子どものヒーローであるサンタクロースというものの中にはこういう者もいるんだろうか。いや、そうではないと願いたい。
「ほら、駿も!」
悠が促すように微笑む。いつの間にか待ち構えていた男の子と目が合う。
「サンタさん……ですか?」
「駿、ほら」
仕方なく、俺は目の前の小さな男の子にプレゼントを差し出した。
「ど、どうぞ」
すると、その子は目を丸くし、きらきらとした目で俺を見上げた。
「うわぁ……。サンタさん、ありがとう!!」
その瞬間、俺の胸の奥で、何かがふっとほどけた気がした。
俺って、こんな顔していたのか。
こんな、純粋で、幸せそうな笑顔。
「……サンタさん、いるかもな」
「え?」
「自然と避けてきたんだよな。このあったかい景色」
子どもたちの無邪気な笑顔に触れながら、俺はふと気づく。
「サンタクロースなんていない」ずっとそう思っていた。でも、目の前にいる子どもたちは、本気で信じている。
「サンタさんは、本当にいるんだね!」小さな声が、俺の心の奥に響いた。
「……ああ」
気づけば、俺も自然に微笑んでいた。
「……ああ」
そう返した俺に、男の子は満面の笑みを浮かべて、ぎゅっとプレゼントを抱きしめた。
その様子を見ていた悠が、ふっと微笑む。
「駿、なんか優しい顔してる」
「そうか?」
「うん。ちゃんとサンタさんになってるよ」
悠の言葉に、俺は曖昧に肩をすくめた。
そのとき、少し離れた場所で、小さな女の子がモジモジしながら立ち尽くしているのが目に入った。手には、くたびれたクマのぬいぐるみ。おそらくずっと大事にしているものなのだろう。

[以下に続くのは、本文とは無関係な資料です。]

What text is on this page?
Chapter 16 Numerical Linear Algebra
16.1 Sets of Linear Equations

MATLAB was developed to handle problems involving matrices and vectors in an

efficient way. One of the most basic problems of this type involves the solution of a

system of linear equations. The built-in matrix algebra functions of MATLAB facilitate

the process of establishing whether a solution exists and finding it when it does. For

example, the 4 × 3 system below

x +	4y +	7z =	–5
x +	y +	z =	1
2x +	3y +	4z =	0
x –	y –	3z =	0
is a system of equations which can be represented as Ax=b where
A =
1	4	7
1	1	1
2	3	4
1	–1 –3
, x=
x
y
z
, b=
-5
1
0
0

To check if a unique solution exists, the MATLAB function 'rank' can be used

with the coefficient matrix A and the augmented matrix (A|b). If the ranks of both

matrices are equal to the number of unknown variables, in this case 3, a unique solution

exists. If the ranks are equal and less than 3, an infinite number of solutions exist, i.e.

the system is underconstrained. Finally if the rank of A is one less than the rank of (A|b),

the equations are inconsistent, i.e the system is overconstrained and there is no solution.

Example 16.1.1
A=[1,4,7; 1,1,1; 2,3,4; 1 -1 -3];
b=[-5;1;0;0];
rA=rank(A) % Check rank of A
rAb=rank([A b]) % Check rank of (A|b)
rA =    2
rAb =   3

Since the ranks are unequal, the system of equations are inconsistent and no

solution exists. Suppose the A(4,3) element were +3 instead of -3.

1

俺が視線を向けると、女の子は少し迷ったあと、小さな歩幅でゆっくりと近づいてきた。
「……サンタさん?」
「……ん? どうした」
「……わたし、お願いしてもいい?」
「お願い?」
聞き返すと、女の子はぎゅっとクマのぬいぐるみを抱きしめた。
「プレゼント……パパとママが仲直りするようにしてほしいの」
一瞬、その場の空気が止まったような気がした。
周りで無邪気にはしゃぐ子どもたちの声が遠くに感じられるほど、そのお願いはあまりにも純粋で、そして切実だった。
「……それは……」
俺は言葉に詰まった。プレゼントを渡せば終わり、そう思っていた。けれど、この子の願いは、単なる"モノ"では叶えられないものだった。
どう答えればいいのか分からず、駿は戸惑う。
——すると、横からふわりと優しい声が聞こえた。
「きっと大丈夫だよ」
悠だった。
彼女はそっとしゃがみ込み、女の子の目線に合わせるようにして微笑む。
「パパとママのこと、大好きなんだね」
女の子はこくんと小さく頷く。
悠はふっと目を細めると、小さな声で続けた。
「サンタクロースはね、本当に魔法を使えるわけじゃないけど……でも、願いが届くように、きっかけをくれるんだよ」
「きっかけ?」
「うん。だからね、正直にパパとママに正直に思いを伝えてみて。気持ちを伝えるのはすっごく難しくて、ただの言葉に力がないと思ってしまうかもだけど。きっと、あなたの言葉が心に届いて仲直りのきっかけになると思うよ」
悠の言葉に、女の子はじっと考えるようにうつむいた。
「……大好き、って……言ったら……」
「うん。それだけで、きっと気持ちが伝わるよ」
悠が優しく頷くと、女の子は少し迷いながらも、小さく笑った。
「……じゃあ、やってみる」
「うん、偉い子だ」
悠はプレゼントをそっと手渡しながら、「メリークリスマス」と微笑んだ。
俺はそのやり取りを静かに見守っていた。
……すごいな。
悠は、ただ優しいだけじゃない。子ども相手でも、ちゃんと寄り添いながら、相手が一歩踏み出せる言葉をかけられる。
俺だったら……あんな風に言えただろうか。
「……駿?」
悠が振り向き、首をかしげる。
「ん……いや、なんでもない」
俺はそう言いながら、ふと小さく笑った。
「お前、ほんとサンタみたいだな」
悠は一瞬驚いたような顔をして——すぐに、嬉しそうに微笑んだ。
「ふふ、でしょ?」
その笑顔が、イルミネーションの光に照らされて、ほんの少し儚く見えた。